By the 1970s, he says, people on the Ukrainian peninsula in fact “identified themselves not as abstract ‘soviet citizens,’ Ukrainians of Russians but precisely as Crimeans, especially those who were born there.” In 1991, they voted to make their region a republic once again, in 1992, they adopted a constitution and elected a president. And it is “interesting,” the Russian regionalist says, “that this constitution was even more liberal than the one that existed at that time in Ukraine.” It declared that “Crimea is part of Ukraine” but must enjoy autonomy “approximately on the same level as the Republic Tatarstan does inside Russia.”When people talk about self-determination in Crimea, they typically focus on the Crimean Tatars; but in doing so, they forget that the goal of the original leadership of the Crimean Tatar republic after the Bolshevik revolution was a civic nation in which all peoples would share a common political identity, Shtepa says.

Given that, Shtepa says, Kyiv right now should begin “an intensify information campaign” in Crimea, “showing the possibilities of a joint future” and “promise investments, European integration, and an end to sanctions,” thereby undercutting “false Russian propaganda.” Ukrainians shouldn’t fear Crimean autonomy, he concludes.
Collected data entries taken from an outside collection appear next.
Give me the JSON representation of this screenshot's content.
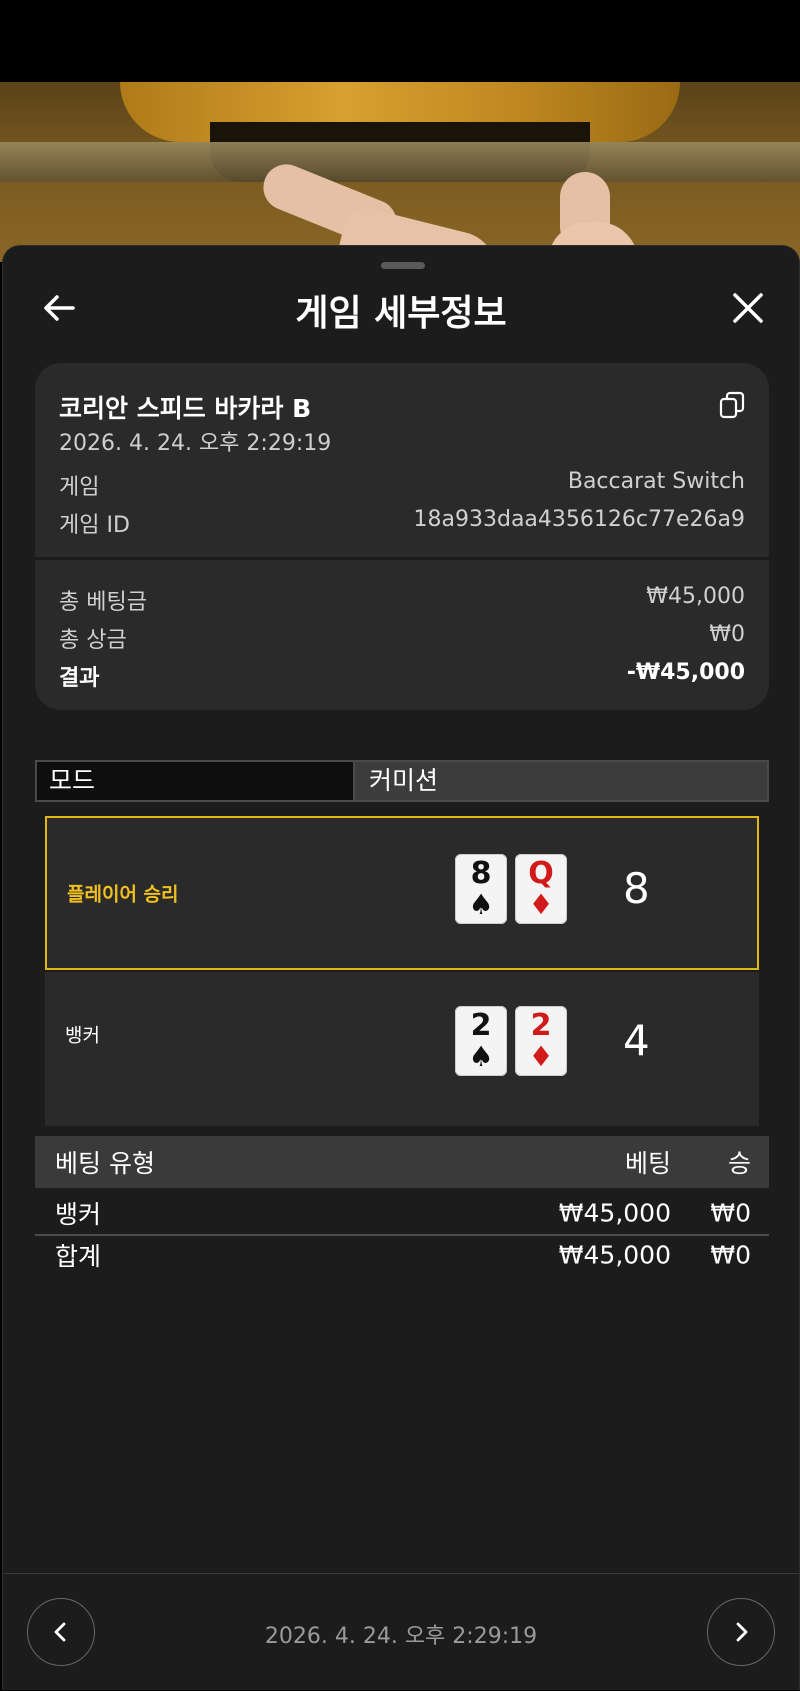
{
  "header": {
    "title": "게임 세부정보"
  },
  "game": {
    "table_name": "코리안 스피드 바카라 B",
    "datetime": "2026. 4. 24. 오후 2:29:19",
    "game_label": "게임",
    "game_value": "Baccarat Switch",
    "game_id_label": "게임 ID",
    "game_id_value": "18a933daa4356126c77e26a9"
  },
  "summary": {
    "total_bet_label": "총 베팅금",
    "total_bet_value": "₩45,000",
    "total_win_label": "총 상금",
    "total_win_value": "₩0",
    "result_label": "결과",
    "result_value": "-₩45,000"
  },
  "mode_tabs": {
    "mode": "모드",
    "commission": "커미션"
  },
  "hands": [
    {
      "label": "플레이어 승리",
      "cards": [
        {
          "rank": "8",
          "suit": "♠",
          "color": "#111111"
        },
        {
          "rank": "Q",
          "suit": "♦",
          "color": "#d11a1a"
        }
      ],
      "score": "8",
      "winner": true
    },
    {
      "label": "뱅커",
      "cards": [
        {
          "rank": "2",
          "suit": "♠",
          "color": "#111111"
        },
        {
          "rank": "2",
          "suit": "♦",
          "color": "#d11a1a"
        }
      ],
      "score": "4",
      "winner": false
    }
  ],
  "bets": {
    "headers": {
      "type": "베팅 유형",
      "bet": "베팅",
      "win": "승"
    },
    "rows": [
      {
        "type": "뱅커",
        "bet": "₩45,000",
        "win": "₩0"
      },
      {
        "type": "합계",
        "bet": "₩45,000",
        "win": "₩0"
      }
    ]
  },
  "footer": {
    "datetime": "2026. 4. 24. 오후 2:29:19"
  },
  "colors": {
    "winner_border": "#e1b714",
    "winner_text": "#f0c020",
    "sheet_bg": "#1c1c1c",
    "card_bg": "#2a2a2a"
  },
  "icons": {
    "back": "arrow-left-icon",
    "close": "close-icon",
    "copy": "copy-icon",
    "prev": "chevron-left-icon",
    "next": "chevron-right-icon"
  }
}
Instead, they should recognize that it was “the suppression of regional autonomy” which “created fertile group for the growth of separatist attitudes.”Since Moscow’s Anschluss of the Ukrainian peninsula, “Moscow has done everything to destroy the self-identification of the Crimeans; but the occupiers have “not been able to completely change the consciousness of people.” And “as soon as the political situation changes,” the Crimean identity will reemerge as well as a commitment to remain with Ukraine.